A CONTRABAIXISTA MIMI JONES ULTRAPASSA CRISE

Mimi Jones havia tocado com músicos do calibre de Kenny Barron, Liones Hampton e Ravi Coltrane, quando em 2009 fez sua estreia de sucesso com o álbum "A New Day", que lançou sua carreira para a frente com grande interesse do público de críticos de jazz.
Naquele ano, Mary Lou Williams a teve como mentora e no ano seguinte gravou o aclamado álbum "The Mosaic Project" do baterista Terri Lyne Carrington e um grupo só de mulheres. Mimi também integrou o quarteto da saxofonista Tia Fuller.
Até aí tudo corria bem para Mimi, mas em 2012 uma crise financeira e problemas pessoais se juntaram a séria doença inclusive com uma parada cardíaca, o que a deixou muito delicada de saúde.
Há cerca de um ano atrás, relatou que havia começado a sair da crise.
Agora, uma recuperada Mimi Jones voltou com renovado vigor e criatividade com o seu álbum "Balance", que em parte é um reflexo de sua crise existencial anterior e, em parte, um olhar para a diversidade do jazz. No grupo toca a amiga Ingrid Jensen trompetista canadense, a flautista e vocalista Camille Thurman, o pianista Luis Perdomo, os guitarristas Marvin Sewell e Sean Hawkness e o baterista Justin Faulkner, e alguns outros músicos em diversas faixas.
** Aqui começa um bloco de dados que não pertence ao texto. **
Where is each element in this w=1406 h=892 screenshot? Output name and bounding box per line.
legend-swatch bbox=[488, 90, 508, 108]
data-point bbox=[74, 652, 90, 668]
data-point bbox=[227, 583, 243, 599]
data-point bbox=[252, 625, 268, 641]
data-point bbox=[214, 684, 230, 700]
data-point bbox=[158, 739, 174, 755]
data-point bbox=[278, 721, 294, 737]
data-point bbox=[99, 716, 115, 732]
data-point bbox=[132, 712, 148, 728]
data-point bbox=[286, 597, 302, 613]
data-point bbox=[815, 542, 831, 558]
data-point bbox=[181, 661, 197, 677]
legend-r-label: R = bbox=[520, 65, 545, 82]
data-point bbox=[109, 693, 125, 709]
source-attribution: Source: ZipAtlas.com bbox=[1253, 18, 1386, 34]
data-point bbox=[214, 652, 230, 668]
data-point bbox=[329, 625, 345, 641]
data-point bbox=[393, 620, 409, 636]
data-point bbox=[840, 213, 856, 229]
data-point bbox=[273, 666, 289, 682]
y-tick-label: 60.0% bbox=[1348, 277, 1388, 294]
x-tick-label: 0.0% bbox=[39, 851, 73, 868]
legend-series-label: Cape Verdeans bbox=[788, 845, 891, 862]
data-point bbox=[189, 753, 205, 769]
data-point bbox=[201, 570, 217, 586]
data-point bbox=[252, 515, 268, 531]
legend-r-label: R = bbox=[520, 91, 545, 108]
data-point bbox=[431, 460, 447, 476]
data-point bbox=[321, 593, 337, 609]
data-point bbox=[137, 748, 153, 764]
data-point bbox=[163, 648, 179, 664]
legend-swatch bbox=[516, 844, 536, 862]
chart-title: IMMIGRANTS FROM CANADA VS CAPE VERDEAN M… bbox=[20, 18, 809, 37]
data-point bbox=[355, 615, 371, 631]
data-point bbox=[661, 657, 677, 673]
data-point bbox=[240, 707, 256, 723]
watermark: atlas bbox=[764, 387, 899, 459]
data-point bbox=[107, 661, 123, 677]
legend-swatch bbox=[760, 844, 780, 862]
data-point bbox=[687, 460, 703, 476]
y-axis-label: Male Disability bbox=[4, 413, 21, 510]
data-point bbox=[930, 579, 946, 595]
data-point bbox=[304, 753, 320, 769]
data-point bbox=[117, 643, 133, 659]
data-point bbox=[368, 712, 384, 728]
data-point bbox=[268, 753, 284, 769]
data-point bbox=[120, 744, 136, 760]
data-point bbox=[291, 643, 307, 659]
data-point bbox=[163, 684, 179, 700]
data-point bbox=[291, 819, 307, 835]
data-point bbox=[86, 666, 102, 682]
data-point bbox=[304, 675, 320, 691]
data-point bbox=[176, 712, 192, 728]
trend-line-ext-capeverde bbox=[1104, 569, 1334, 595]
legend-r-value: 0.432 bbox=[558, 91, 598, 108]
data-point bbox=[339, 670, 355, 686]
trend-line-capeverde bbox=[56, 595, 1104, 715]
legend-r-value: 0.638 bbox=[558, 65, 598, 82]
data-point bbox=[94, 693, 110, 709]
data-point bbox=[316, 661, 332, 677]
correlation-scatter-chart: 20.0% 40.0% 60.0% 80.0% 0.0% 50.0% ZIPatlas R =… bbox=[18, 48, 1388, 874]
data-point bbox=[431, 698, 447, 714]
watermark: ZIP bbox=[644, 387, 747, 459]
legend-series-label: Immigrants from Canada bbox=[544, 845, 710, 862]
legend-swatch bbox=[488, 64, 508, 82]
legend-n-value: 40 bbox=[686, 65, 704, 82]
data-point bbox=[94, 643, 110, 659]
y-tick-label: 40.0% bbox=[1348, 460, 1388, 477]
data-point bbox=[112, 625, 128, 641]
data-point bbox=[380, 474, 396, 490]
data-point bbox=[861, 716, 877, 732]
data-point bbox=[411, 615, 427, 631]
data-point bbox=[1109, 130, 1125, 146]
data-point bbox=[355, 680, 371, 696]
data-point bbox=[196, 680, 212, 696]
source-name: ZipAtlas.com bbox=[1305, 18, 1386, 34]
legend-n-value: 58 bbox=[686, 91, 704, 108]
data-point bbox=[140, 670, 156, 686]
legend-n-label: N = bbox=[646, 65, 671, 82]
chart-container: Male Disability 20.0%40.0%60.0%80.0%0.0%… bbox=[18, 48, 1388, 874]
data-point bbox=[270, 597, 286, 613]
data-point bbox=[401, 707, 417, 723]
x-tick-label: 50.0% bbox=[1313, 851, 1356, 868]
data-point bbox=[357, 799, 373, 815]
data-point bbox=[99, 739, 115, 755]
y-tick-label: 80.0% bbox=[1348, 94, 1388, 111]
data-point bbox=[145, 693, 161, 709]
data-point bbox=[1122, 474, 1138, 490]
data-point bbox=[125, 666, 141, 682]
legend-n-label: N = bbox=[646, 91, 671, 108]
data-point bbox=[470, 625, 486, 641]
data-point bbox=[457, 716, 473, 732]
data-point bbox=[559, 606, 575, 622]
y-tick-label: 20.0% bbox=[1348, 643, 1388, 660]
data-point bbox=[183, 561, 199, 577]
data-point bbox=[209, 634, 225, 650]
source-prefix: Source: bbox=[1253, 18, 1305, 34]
Em seus primeiros anos Mimi Jones estudou com o baixista Ron Carter e vários outros músicos de nota, de modo que desenvolveu um estilo profundamente enraizado na tradição do baixo no jazz. No entanto, Mimi eclética, abrange não só jazz, mas o neo-soul, música afro-cubana, folk, rock e blues, um prisma que permite um amplo horizonte de criatividade.